Umat Allah Adalah Keluarga Rohani

Hamba-hamba Allah yang benar adalah sebuah keluarga​—keluarga rohani. (Lukas 8:21) Keluarga yang baik melakukan banyak hal bersama-sama, misalnya sewaktu makan, dan ini memperkuat ikatan keluarga. Secara rohani pun begitu. Pertemuan Kristen adalah perjamuan rohani, tempat orang Kristen menyantap makanan rohani dan memperteguh persaudaraan rohani. Rasul Kristen Paulus menulis, ”Biarlah kita memperhatikan satu sama lain untuk menggerakkan kepada kasih dan perbuatan yang baik, dengan tidak mengabaikan pertemuan kita, sebagaimana kebiasaan beberapa orang, tetapi saling menganjurkan.”​—Ibrani 10:24, 25.

Maka, bagi para penganut ibadat sejati, berkumpul bersama sidang jemaat sangatlah penting. Itu memungkinkan setiap anggotanya mengembangkan sifat-sifat rohani yang tidak bisa dikembangkan sepenuhnya kalau ia sendirian. Sifat-sifat ini antara lain kasih, suka mengampuni, kebaikan hati, kelemahlembutan, dan suka damai.​—2 Korintus 2:7; Galatia 5:19-23.

Di mana orang Kristen masa awal berkumpul untuk bergaul dan beribadat? Sering kali, mereka berkumpul di rumah-rumah pribadi. (Roma 16:5; Kolose 4:15) Misalnya, ketika menulis surat kepada seorang rekan Kristennya, rasul Paulus juga menujukannya kepada ”sidang jemaat yang ada di rumahmu”.​—Filemon 1, 2.

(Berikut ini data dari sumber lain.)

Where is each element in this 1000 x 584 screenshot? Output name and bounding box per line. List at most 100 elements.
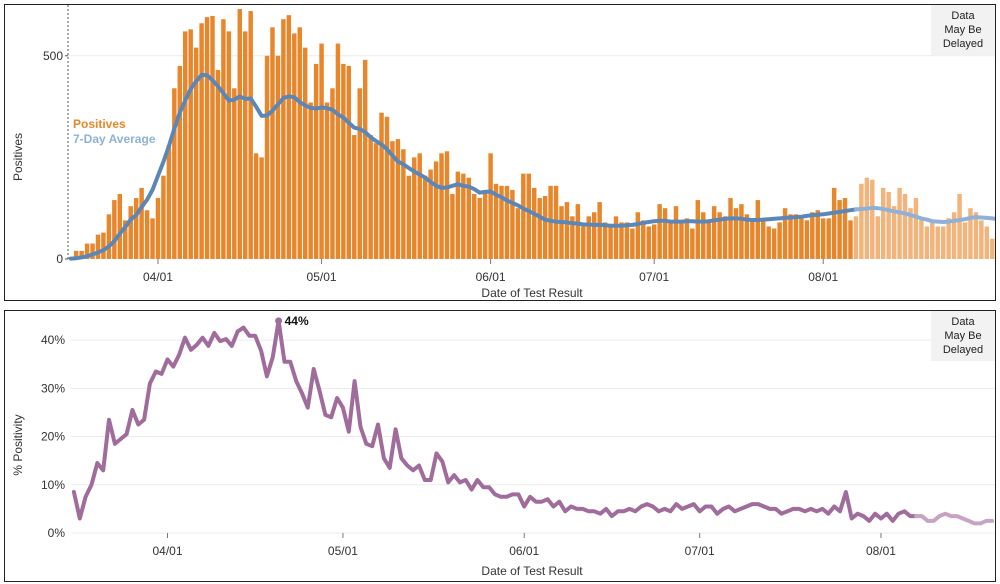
positives-bar (133, 198, 139, 259)
positives-bar (815, 210, 821, 259)
note-line-1: Data (951, 10, 975, 22)
positives-bar (84, 243, 90, 259)
positives-bar (297, 27, 302, 259)
note-line-1: Data (951, 316, 975, 328)
positives-bar (733, 208, 739, 259)
positives-bar (390, 141, 395, 259)
positives-bar (237, 9, 242, 260)
positives-bar (799, 218, 804, 259)
positives-bar (319, 43, 324, 260)
positives-bar (466, 177, 472, 259)
positives-bar (433, 161, 439, 259)
positivity-line-chart: 44% 0% 10% 20% 30% 40% 04/01 05/01 06/01 07/01 0… (11, 314, 995, 578)
positives-bar (139, 187, 144, 259)
positives-bar (123, 220, 128, 259)
positives-bar (826, 218, 831, 259)
positives-bar (679, 222, 684, 259)
positives-bar (979, 220, 984, 259)
positives-bar (651, 224, 657, 259)
positives-bar (504, 185, 510, 259)
positives-bar (302, 47, 308, 260)
positives-bar (95, 234, 101, 259)
positives-bar (79, 250, 84, 259)
y-tick-label: 0% (48, 526, 66, 540)
x-axis-label-bottom: Date of Test Result (481, 564, 583, 578)
positives-bar (913, 198, 919, 259)
positives-bar (602, 222, 608, 259)
positives-bar (668, 220, 673, 259)
positives-bar (902, 193, 908, 259)
positives-bar (330, 88, 335, 260)
positives-bar (940, 226, 946, 259)
positives-bar (275, 55, 281, 259)
positives-bar (908, 208, 913, 259)
positives-bar (264, 55, 270, 259)
positives-bar (990, 238, 995, 259)
x-tick-label: 07/01 (639, 270, 669, 284)
positives-bar (777, 222, 782, 259)
positives-bar (455, 171, 461, 259)
y-tick-label: 500 (43, 49, 63, 63)
positivity-chart-panel: 44% 0% 10% 20% 30% 40% 04/01 05/01 06/01 07/01 0… (4, 310, 996, 582)
positives-bar-chart: 0 500 04/01 05/01 06/01 07/01 08/01 Positives… (11, 5, 995, 300)
positives-bar (935, 226, 940, 259)
y-axis-label-positivity: % Positivity (11, 414, 25, 475)
positives-bar (477, 198, 482, 259)
positives-bar (242, 31, 248, 259)
positives-bar (150, 218, 155, 259)
positives-bar (766, 226, 771, 259)
positives-bar (313, 63, 319, 259)
positives-bar (837, 200, 842, 259)
x-tick-label: 08/01 (808, 270, 838, 284)
positives-bar (848, 220, 853, 259)
positives-bar (880, 187, 886, 259)
positives-bar (183, 31, 188, 259)
y-tick-label: 20% (41, 430, 65, 444)
positives-bar (930, 220, 935, 259)
positives-bar (635, 212, 641, 259)
positives-bar (951, 212, 957, 259)
positives-bar (450, 193, 455, 259)
positives-bar (968, 208, 973, 259)
positives-bar (472, 193, 477, 259)
positives-bar (210, 15, 215, 259)
positives-bar (771, 228, 777, 259)
positives-bar (859, 183, 864, 259)
positives-bar (106, 214, 112, 259)
positives-bar (613, 216, 619, 259)
positives-bar (886, 191, 891, 259)
positives-bar (253, 153, 259, 259)
positives-bar (499, 185, 504, 259)
positives-bar (739, 204, 744, 259)
positives-bar (346, 65, 352, 259)
positivity-delayed-line (914, 511, 995, 526)
positives-bar (793, 214, 799, 259)
positives-bar (232, 88, 237, 260)
positives-bar (570, 216, 575, 259)
positives-bar (701, 212, 706, 259)
positives-bar (188, 29, 193, 259)
positives-bar (641, 220, 646, 259)
positives-bar (924, 226, 930, 259)
positives-bar (379, 112, 384, 259)
positives-bar (439, 153, 444, 259)
positives-bar (172, 88, 177, 260)
positives-bar (428, 169, 433, 259)
positives-bar (962, 222, 968, 259)
seven-day-average-line (68, 72, 858, 261)
positives-bar (586, 216, 591, 259)
x-tick-label: 05/01 (328, 544, 358, 558)
y-axis-label-positives: Positives (11, 133, 25, 181)
positives-bar (384, 116, 390, 259)
positives-bar (608, 226, 613, 259)
peak-label: 44% (285, 314, 309, 328)
positives-bar (984, 226, 990, 259)
positives-bar (155, 198, 161, 259)
positives-bar (166, 145, 172, 259)
positives-bar (422, 175, 428, 259)
positives-bar (362, 59, 368, 259)
positives-bar (657, 204, 662, 259)
positives-bar (864, 177, 870, 259)
positives-bar (662, 208, 668, 259)
positives-bar (281, 19, 286, 260)
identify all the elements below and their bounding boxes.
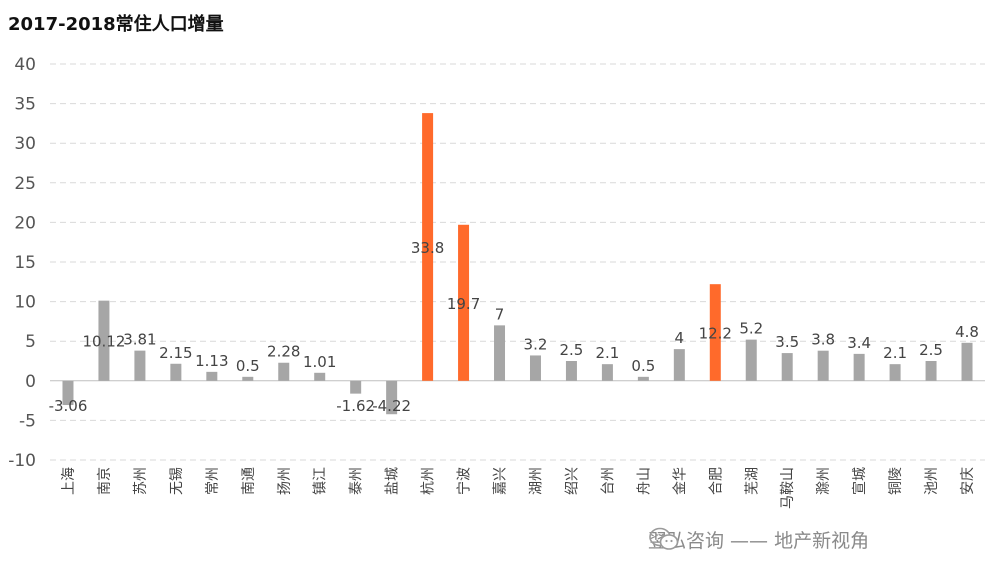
y-tick-label: 0 bbox=[25, 372, 36, 392]
data-labels: -3.06 10.123.812.15 1.13 0.5 2.281.01 -1.62-4… bbox=[49, 239, 979, 415]
x-tick-label: 合肥 bbox=[708, 467, 724, 495]
y-axis-ticks: -10 -5 0 5 10 15 20 25 30 35 40 bbox=[8, 55, 36, 471]
wechat-icon bbox=[649, 527, 679, 550]
data-label: -1.62 bbox=[336, 397, 375, 415]
y-tick-label: 15 bbox=[14, 253, 36, 273]
data-label: 4.8 bbox=[955, 323, 979, 341]
x-tick-label: 盐城 bbox=[385, 467, 401, 495]
bar-2 bbox=[134, 350, 146, 381]
bars bbox=[62, 113, 973, 415]
chart-title: 2017-2018常住人口增量 bbox=[8, 14, 224, 35]
gridlines bbox=[50, 63, 985, 461]
x-tick-label: 台州 bbox=[600, 467, 616, 495]
y-tick-label: -5 bbox=[19, 411, 36, 431]
x-tick-label: 杭州 bbox=[421, 467, 437, 495]
data-label: 3.5 bbox=[775, 333, 799, 351]
bar-19 bbox=[745, 339, 757, 381]
watermark-text: 翌弘咨询 —— 地产新视角 bbox=[648, 530, 870, 552]
x-tick-label: 无锡 bbox=[169, 467, 185, 495]
data-label: 5.2 bbox=[739, 320, 763, 338]
bar-12 bbox=[494, 325, 506, 381]
x-tick-label: 池州 bbox=[924, 467, 940, 495]
bar-10 bbox=[422, 113, 434, 381]
x-tick-label: 安庆 bbox=[960, 467, 976, 495]
x-tick-label: 湖州 bbox=[528, 467, 544, 495]
x-tick-label: 绍兴 bbox=[564, 467, 580, 495]
bar-0 bbox=[62, 380, 74, 406]
watermark: 翌弘咨询 —— 地产新视角 bbox=[648, 526, 869, 553]
data-label: 2.5 bbox=[560, 341, 584, 359]
data-label: 0.5 bbox=[236, 357, 260, 375]
x-axis-ticks: 上海 南京 苏州 无锡 常州 南通 扬州 镇江 泰州 盐城 杭州 宁波 嘉兴 湖州 绍兴 台州 舟山 金华 合肥 芜湖… bbox=[61, 467, 976, 509]
bar-25 bbox=[961, 342, 973, 381]
data-label: 3.81 bbox=[123, 331, 156, 349]
x-tick-label: 苏州 bbox=[133, 467, 149, 495]
x-tick-label: 舟山 bbox=[636, 467, 652, 495]
data-label: 3.4 bbox=[847, 334, 871, 352]
data-label: 12.2 bbox=[699, 324, 732, 342]
data-label: 0.5 bbox=[631, 357, 655, 375]
x-tick-label: 泰州 bbox=[349, 467, 365, 495]
data-label: 2.1 bbox=[883, 344, 907, 362]
bar-22 bbox=[853, 353, 865, 381]
bar-9 bbox=[386, 380, 398, 415]
y-tick-label: 25 bbox=[14, 174, 36, 194]
x-tick-label: 滁州 bbox=[816, 467, 832, 495]
bar-16 bbox=[637, 376, 649, 381]
data-label: 2.5 bbox=[919, 341, 943, 359]
bar-11 bbox=[458, 224, 470, 381]
x-tick-label: 宣城 bbox=[852, 467, 868, 495]
y-tick-label: 35 bbox=[14, 95, 36, 115]
bar-21 bbox=[817, 350, 829, 381]
x-tick-label: 马鞍山 bbox=[780, 467, 796, 509]
x-tick-label: 上海 bbox=[61, 467, 77, 495]
data-label: 2.28 bbox=[267, 343, 300, 361]
data-label: -3.06 bbox=[49, 397, 88, 415]
bar-1 bbox=[98, 300, 110, 381]
data-label: 19.7 bbox=[447, 295, 480, 313]
bar-5 bbox=[242, 376, 254, 381]
bar-3 bbox=[170, 363, 182, 381]
x-tick-label: 金华 bbox=[672, 467, 688, 495]
data-label: 2.1 bbox=[595, 344, 619, 362]
data-label: 7 bbox=[495, 305, 505, 323]
data-label: 2.15 bbox=[159, 344, 192, 362]
bar-13 bbox=[529, 355, 541, 381]
x-tick-label: 南京 bbox=[97, 467, 113, 495]
data-label: 10.12 bbox=[82, 333, 125, 351]
data-label: 3.8 bbox=[811, 331, 835, 349]
y-tick-label: 5 bbox=[25, 332, 36, 352]
y-tick-label: 40 bbox=[14, 55, 36, 75]
x-tick-label: 南通 bbox=[241, 467, 257, 495]
x-tick-label: 芜湖 bbox=[743, 467, 760, 495]
data-label: 4 bbox=[675, 329, 685, 347]
x-tick-label: 宁波 bbox=[456, 467, 473, 495]
y-tick-label: 20 bbox=[14, 213, 36, 233]
x-tick-label: 嘉兴 bbox=[493, 467, 509, 495]
bar-20 bbox=[781, 353, 793, 381]
bar-23 bbox=[889, 364, 901, 381]
data-label: 33.8 bbox=[411, 239, 444, 257]
bar-17 bbox=[673, 349, 685, 381]
bar-14 bbox=[565, 361, 577, 381]
bar-24 bbox=[925, 361, 937, 381]
bar-15 bbox=[601, 364, 613, 381]
x-tick-label: 扬州 bbox=[277, 467, 293, 495]
y-tick-label: 30 bbox=[14, 134, 36, 154]
bar-6 bbox=[278, 362, 290, 381]
data-label: -4.22 bbox=[372, 397, 411, 415]
x-tick-label: 铜陵 bbox=[888, 467, 904, 495]
bar-8 bbox=[350, 380, 362, 394]
data-label: 3.2 bbox=[524, 335, 548, 353]
y-tick-label: -10 bbox=[8, 451, 36, 471]
y-tick-label: 10 bbox=[14, 293, 36, 313]
x-tick-label: 镇江 bbox=[313, 467, 329, 495]
data-label: 1.13 bbox=[195, 352, 228, 370]
bar-4 bbox=[206, 371, 218, 381]
bar-18 bbox=[709, 284, 721, 381]
bar-7 bbox=[314, 372, 326, 381]
x-tick-label: 常州 bbox=[205, 467, 221, 495]
data-label: 1.01 bbox=[303, 353, 336, 371]
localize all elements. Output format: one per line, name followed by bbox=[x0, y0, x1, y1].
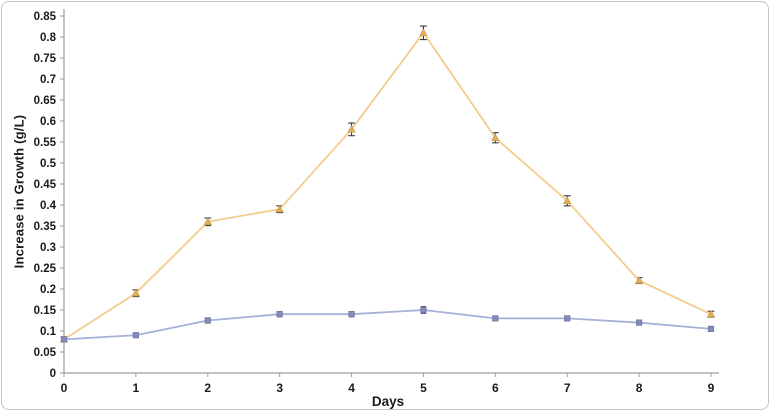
data-point-marker bbox=[420, 306, 427, 314]
data-point-marker bbox=[204, 317, 211, 324]
data-point-marker bbox=[419, 28, 428, 36]
y-tick-label: 0 bbox=[50, 368, 56, 380]
x-tick-label: 3 bbox=[276, 381, 283, 395]
data-point-marker bbox=[132, 332, 139, 339]
y-tick-label: 0.3 bbox=[40, 242, 56, 254]
y-tick-label: 0.4 bbox=[40, 200, 57, 212]
data-point-marker bbox=[348, 311, 355, 318]
y-tick-label: 0.35 bbox=[34, 221, 57, 233]
data-point-marker bbox=[60, 336, 68, 343]
y-tick-label: 0.2 bbox=[40, 284, 56, 296]
data-point-marker bbox=[636, 319, 643, 326]
y-tick-label: 0.45 bbox=[34, 179, 57, 191]
y-tick-label: 0.1 bbox=[40, 326, 57, 338]
data-point-marker bbox=[276, 311, 283, 318]
data-point-marker bbox=[275, 204, 284, 213]
data-point-marker bbox=[634, 276, 644, 284]
data-point-marker bbox=[564, 315, 571, 322]
x-tick-label: 9 bbox=[708, 381, 715, 395]
data-point-marker bbox=[707, 325, 715, 333]
y-tick-label: 0.7 bbox=[40, 74, 56, 86]
upper-growth-series-line bbox=[63, 31, 712, 341]
x-axis-title: Days bbox=[371, 394, 405, 409]
data-point-marker bbox=[347, 125, 356, 133]
y-tick-label: 0.55 bbox=[34, 137, 57, 149]
x-tick-label: 4 bbox=[348, 381, 355, 395]
data-point-marker bbox=[706, 309, 716, 318]
lower-growth-series-line bbox=[63, 309, 712, 341]
data-point-marker bbox=[131, 288, 141, 297]
data-point-marker bbox=[563, 196, 572, 204]
data-point-marker bbox=[492, 315, 499, 322]
x-tick-label: 5 bbox=[420, 381, 427, 395]
x-tick-label: 8 bbox=[636, 381, 643, 395]
x-tick-label: 1 bbox=[133, 381, 140, 395]
x-tick-label: 0 bbox=[61, 381, 68, 395]
y-axis-title: Increase in Growth (g/L) bbox=[11, 114, 27, 269]
data-point-marker bbox=[203, 217, 212, 225]
y-tick-label: 0.05 bbox=[34, 347, 57, 359]
x-tick-label: 6 bbox=[492, 381, 499, 395]
y-tick-label: 0.25 bbox=[34, 263, 57, 275]
data-point-marker bbox=[491, 133, 500, 141]
y-tick-label: 0.75 bbox=[34, 53, 57, 65]
x-tick-label: 7 bbox=[564, 381, 571, 395]
y-tick-label: 0.65 bbox=[34, 95, 57, 107]
y-tick-label: 0.5 bbox=[40, 158, 57, 170]
y-tick-label: 0.6 bbox=[40, 116, 56, 128]
x-tick-label: 2 bbox=[204, 381, 211, 395]
y-tick-label: 0.85 bbox=[34, 11, 57, 23]
y-tick-label: 0.15 bbox=[34, 305, 57, 317]
y-tick-label: 0.8 bbox=[40, 32, 57, 44]
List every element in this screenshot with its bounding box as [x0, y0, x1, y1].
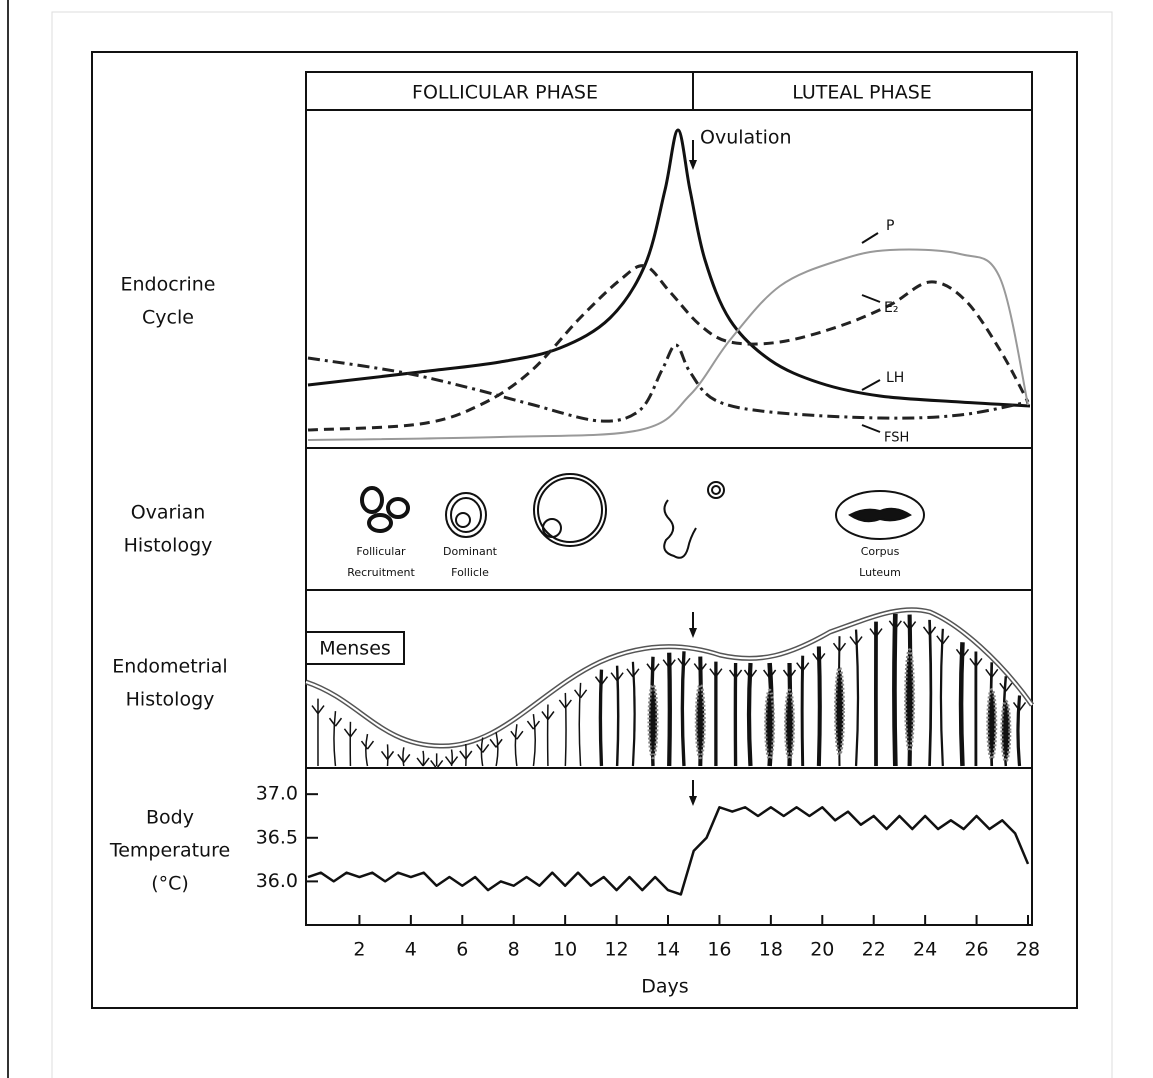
row-label: Endocrine — [121, 274, 216, 296]
figure: FOLLICULAR PHASE LUTEAL PHASE Ovulation … — [0, 0, 1153, 1078]
x-tick-label: 12 — [604, 939, 628, 961]
gland-lumen — [696, 685, 704, 758]
gland-lumen — [649, 685, 657, 758]
x-tick-label: 14 — [656, 939, 680, 961]
stage-label: Follicle — [451, 566, 489, 579]
menses-label: Menses — [319, 638, 391, 660]
x-tick-label: 10 — [553, 939, 577, 961]
phase-label: FOLLICULAR PHASE — [412, 82, 598, 104]
x-axis-label: Days — [641, 976, 688, 998]
gland — [961, 642, 962, 766]
curve-label: P — [886, 218, 894, 234]
x-tick-label: 8 — [508, 939, 520, 961]
x-tick-label: 22 — [862, 939, 886, 961]
row-label: Body — [146, 807, 194, 829]
gland — [819, 646, 820, 766]
stage-label: Follicular — [356, 545, 406, 558]
x-tick-label: 16 — [707, 939, 731, 961]
stage-label: Recruitment — [347, 566, 415, 579]
gland — [565, 693, 566, 766]
curve-label: E₂ — [884, 300, 898, 316]
gland-lumen — [766, 690, 774, 759]
x-tick-label: 24 — [913, 939, 937, 961]
x-tick-label: 6 — [456, 939, 468, 961]
gland-lumen — [1002, 701, 1010, 761]
x-tick-label: 4 — [405, 939, 417, 961]
gland — [802, 656, 803, 766]
gland — [423, 751, 424, 766]
gland — [930, 620, 931, 766]
x-tick-label: 28 — [1016, 939, 1040, 961]
curve-label: FSH — [884, 431, 909, 446]
gland-lumen — [786, 690, 794, 759]
row-label: Endometrial — [112, 656, 227, 678]
gland-lumen — [988, 690, 996, 759]
ovulation-label: Ovulation — [700, 127, 792, 149]
page: FOLLICULAR PHASE LUTEAL PHASE Ovulation … — [0, 0, 1153, 1078]
gland — [894, 614, 895, 766]
gland — [1018, 695, 1020, 766]
row-label: (°C) — [151, 873, 189, 895]
row-label: Histology — [124, 535, 213, 557]
x-tick-label: 26 — [964, 939, 988, 961]
phase-label: LUTEAL PHASE — [792, 82, 932, 104]
x-tick-label: 20 — [810, 939, 834, 961]
row-label: Temperature — [109, 840, 230, 862]
y-tick-label: 36.5 — [256, 826, 298, 848]
gland — [749, 663, 750, 766]
figure-border — [92, 52, 1077, 1008]
row-label: Cycle — [142, 307, 194, 329]
curve-label: LH — [886, 370, 904, 386]
x-tick-label: 18 — [759, 939, 783, 961]
x-tick-label: 2 — [353, 939, 365, 961]
gland-lumen — [836, 668, 844, 755]
y-tick-label: 37.0 — [256, 783, 298, 805]
row-label: Ovarian — [131, 502, 206, 524]
y-tick-label: 36.0 — [256, 870, 298, 892]
row-label: Histology — [126, 689, 215, 711]
gland — [403, 747, 404, 766]
gland — [669, 653, 670, 766]
stage-label: Dominant — [443, 545, 498, 558]
gland-lumen — [906, 650, 914, 751]
gland — [682, 651, 684, 766]
stage-label: Corpus — [861, 545, 900, 558]
stage-label: Luteum — [859, 566, 901, 579]
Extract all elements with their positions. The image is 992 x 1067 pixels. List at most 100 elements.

Demikian pula dewasa ini, umat Allah tidak membutuhkan bangunan keagamaan yang rumit, tetapi bangunan yang nyaman dan yang mengakomodasi semua hadirin. Saksi-Saksi Yehuwa memiliki tempat seperti itu, yang mereka sebut Balai Kerajaan. Di daerah Anda pun kemungkinan ada Balai Kerajaan. Bangunan-bangunan ini sederhana dan sesuai tujuannya, dan dalam pertemuannya ada nyanyian, doa, dan pembahasan Alkitab, tanpa upacara yang berlebihan.

Saksi-Saksi Yehuwa sangat menghargai saat-saat pribadi yang akrab dengan Allah. Karena itu, mereka meluangkan waktu setiap hari untuk berdoa, sebagai satu keluarga dan secara pribadi. ”Mendekatlah kepada Allah dan ia akan mendekat kepadamu,” kata Yakobus 4:8.

PERNAHKAH ANDA BERTANYA-TANYA?

● Apakah Allah tinggal di bangunan buatan manusia?​—2 Tawarikh 6:18.

● Di mana Yesus berdoa semalaman?​—Lukas 6:12.

● Mengapa penganut ibadat sejati berkumpul bersama?​—Ibrani 10:24, 25.

[Kutipan di hlm. 15]

Apakah doa Anda akan lebih didengar di lokasi-lokasi tertentu?